Furnace 10 may be utilized for any of several purposes. A particular useful purpose is the recrystallization of high-temperature metal wiring or rods such as tungsten. After completion of the recrystallization phase, this material is then subjected to subsequent engineering operations such as swaging, rolling or drawing. Recrystallization of a material such as tungsten in the form of a solid rod having a diameter of from about 0.200 to about 0.400 may be successfully achieved by utilizing the amounts of power, cooling medium, and non-oxidizing medium described and passing the material through chamber 27 at the rate of approximately 10 to 20 inches per minute.

Thus there has been shown and described a furnace and a method for induction heating a moving quantity of material to temperatures in excess of 2,000.degree.C. As also described, this furnace can be constructed from readily available and relatively inexpensive materials and is comparatively easy to operate.

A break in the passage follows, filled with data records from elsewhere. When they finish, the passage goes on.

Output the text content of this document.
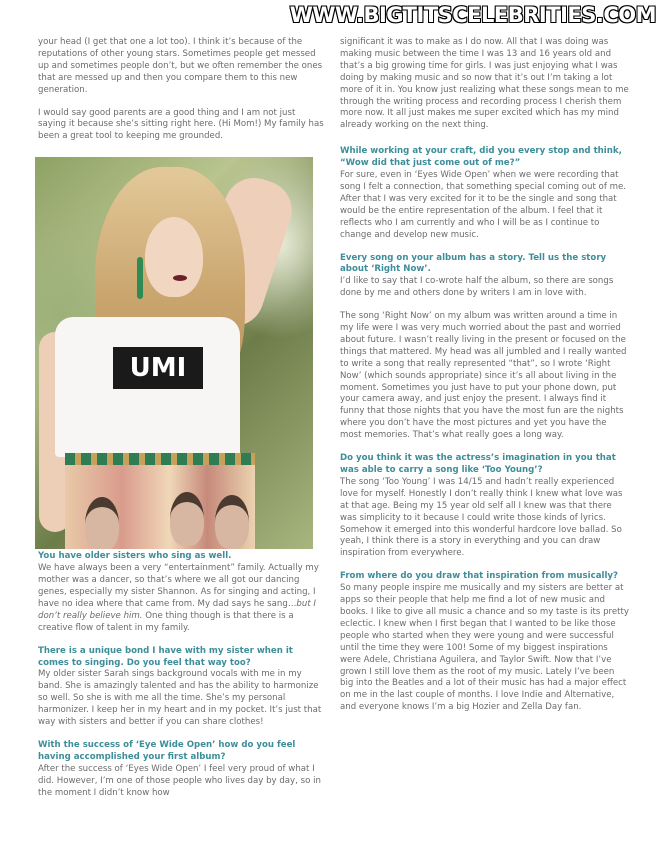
WWW.BIGTITSCELEBRITIES.COM

your head (I get that one a lot too). I think it’s because of the reputations of other young stars. Sometimes people get messed up and sometimes people don’t, but we often remember the ones that are messed up and then you compare them to this new generation.

I would say good parents are a good thing and I am not just saying it because she’s sitting right here. (Hi Mom!) My family has been a great tool to keeping me grounded.

UMI

You have older sisters who sing as well.

We have always been a very “entertainment” family. Actually my mother was a dancer, so that’s where we all got our dancing genes, especially my sister Shannon. As for singing and acting, I have no idea where that came from. My dad says he sang…but I don’t really believe him. One thing though is that there is a creative flow of talent in my family.

There is a unique bond I have with my sister when it comes to singing. Do you feel that way too?

My older sister Sarah sings background vocals with me in my band. She is amazingly talented and has the ability to harmonize so well. So she is with me all the time. She’s my personal harmonizer. I keep her in my heart and in my pocket. It’s just that way with sisters and better if you can share clothes!

With the success of ‘Eye Wide Open’ how do you feel having accomplished your first album?

After the success of ‘Eyes Wide Open’ I feel very proud of what I did. However, I’m one of those people who lives day by day, so in the moment I didn’t know how

significant it was to make as I do now. All that I was doing was making music between the time I was 13 and 16 years old and that’s a big growing time for girls. I was just enjoying what I was doing by making music and so now that it’s out I’m taking a lot more of it in. You know just realizing what these songs mean to me through the writing process and recording process I cherish them more now. It all just makes me super excited which has my mind already working on the next thing.

While working at your craft, did you every stop and think, “Wow did that just come out of me?”

For sure, even in ‘Eyes Wide Open’ when we were recording that song I felt a connection, that something special coming out of me. After that I was very excited for it to be the single and song that would be the entire representation of the album. I feel that it reflects who I am currently and who I will be as I continue to change and develop new music.

Every song on your album has a story. Tell us the story about ‘Right Now’.

I’d like to say that I co-wrote half the album, so there are songs done by me and others done by writers I am in love with.

The song ‘Right Now’ on my album was written around a time in my life were I was very much worried about the past and worried about future. I wasn’t really living in the present or focused on the things that mattered. My head was all jumbled and I really wanted to write a song that really represented “that”, so I wrote ‘Right Now’ (which sounds appropriate) since it’s all about living in the moment. Sometimes you just have to put your phone down, put your camera away, and just enjoy the present. I always find it funny that those nights that you have the most fun are the nights where you don’t have the most pictures and yet you have the most memories. That’s what really goes a long way.

Do you think it was the actress’s imagination in you that was able to carry a song like ‘Too Young’?

The song ‘Too Young’ I was 14/15 and hadn’t really experienced love for myself. Honestly I don’t really think I knew what love was at that age. Being my 15 year old self all I knew was that there was simplicity to it because I could write those kinds of lyrics. Somehow it emerged into this wonderful hardcore love ballad. So yeah, I think there is a story in everything and you can draw inspiration from everywhere.

From where do you draw that inspiration from musically?

So many people inspire me musically and my sisters are better at apps so their people that help me find a lot of new music and books. I like to give all music a chance and so my taste is its pretty eclectic. I knew when I first began that I wanted to be like those people who started when they were young and were successful until the time they were 100! Some of my biggest inspirations were Adele, Christiana Aguilera, and Taylor Swift. Now that I’ve grown I still love them as the root of my music. Lately I’ve been big into the Beatles and a lot of their music has had a major effect on me in the last couple of months. I love Indie and Alternative, and everyone knows I’m a big Hozier and Zella Day fan.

While there has been shown and described what are at present considered the preferred embodiments of the invention, it will be obvious to those skilled in the art that various changes and modifications may be made therein without departing from the scope of the invention as defined by the appended claims.

Claims

What is claimed is:

1. A high temperature induction furnace for heating a quantity of material passing therethrough, said furnace comprising:

a housing member defining a chamber, said housing member comprised of a thermally conductive material and having an inlet port and exit port therein;

a tubular susception member within said chamber, said susceptor member positioned relative to said inlet and exit ports and adapted for having said quantity of material pass therethrough;

a refractory medium positioned substantially about said tubular susceptor member; and

means within said chamber and substantially about said refractory medium for inducing electrical current within said tubular susceptor member and for cooling said tubular susceptor member and said refractory medium.

2. The induction furnace according to claim 1 wherein said means for inducing electrical current within said tubular susceptor member and for cooling said tubular susceptor member and said refractory medium comprises an electrically conductive coil member positioned substantially about said refractory medium, said coil member adapted for having a cooling fluid pass therethrough.

3. The furnace according to claim 1 wherein said thermally conductive material for said housing member is copper.

4. The furnace according to claim 1 wherein said tubular susceptor member is comprised of tungsten.

5. The furnace according to claim 1 wherein said refractory medium positioned substantially about said tubular susceptor member is comprised of zirconium oxide.

6. The furnace according to claim 1 wherein said refractory medium positioned substantially about said tubular susceptor member is comprised of aluminum oxide.

7. The furnace according to claim 1 further including means for introducing a non-oxidizing medium within said chamber of said housing member.

8. The furnace according to claim 7 wherein said nonoxidizing medium is hydrogen.

9. The furnace according to claim 2 wherein said coil member is comprised of copper.

10. A method for heating to a preestablished temperature a quantity of material passing through an induction furnace utilizing a tubular susceptor member adapted for having said quantity of material pass therethrough, a refractory medium positioned substantially about said tubular susceptor member, and means positioned substantially about said refractory medium for inducing electrical current within said tubular susceptor member and for cooling said tubular susceptor member and said refractory medium, said method comprising:

applying electrical energy to said means positioned substantially about said refractory medium to induce electrical current within said tubular susceptor member to cause said susceptor member to become heated substantially to said preestablished temperature; and

passing said quantity of material through said tubular susceptor member within said furnace at a preestablished rate whereby said material will become heated to said preestablished temperature.

11. The method according to claim 10 wherein said preestablished temperature is greater than 2,000.degree.C.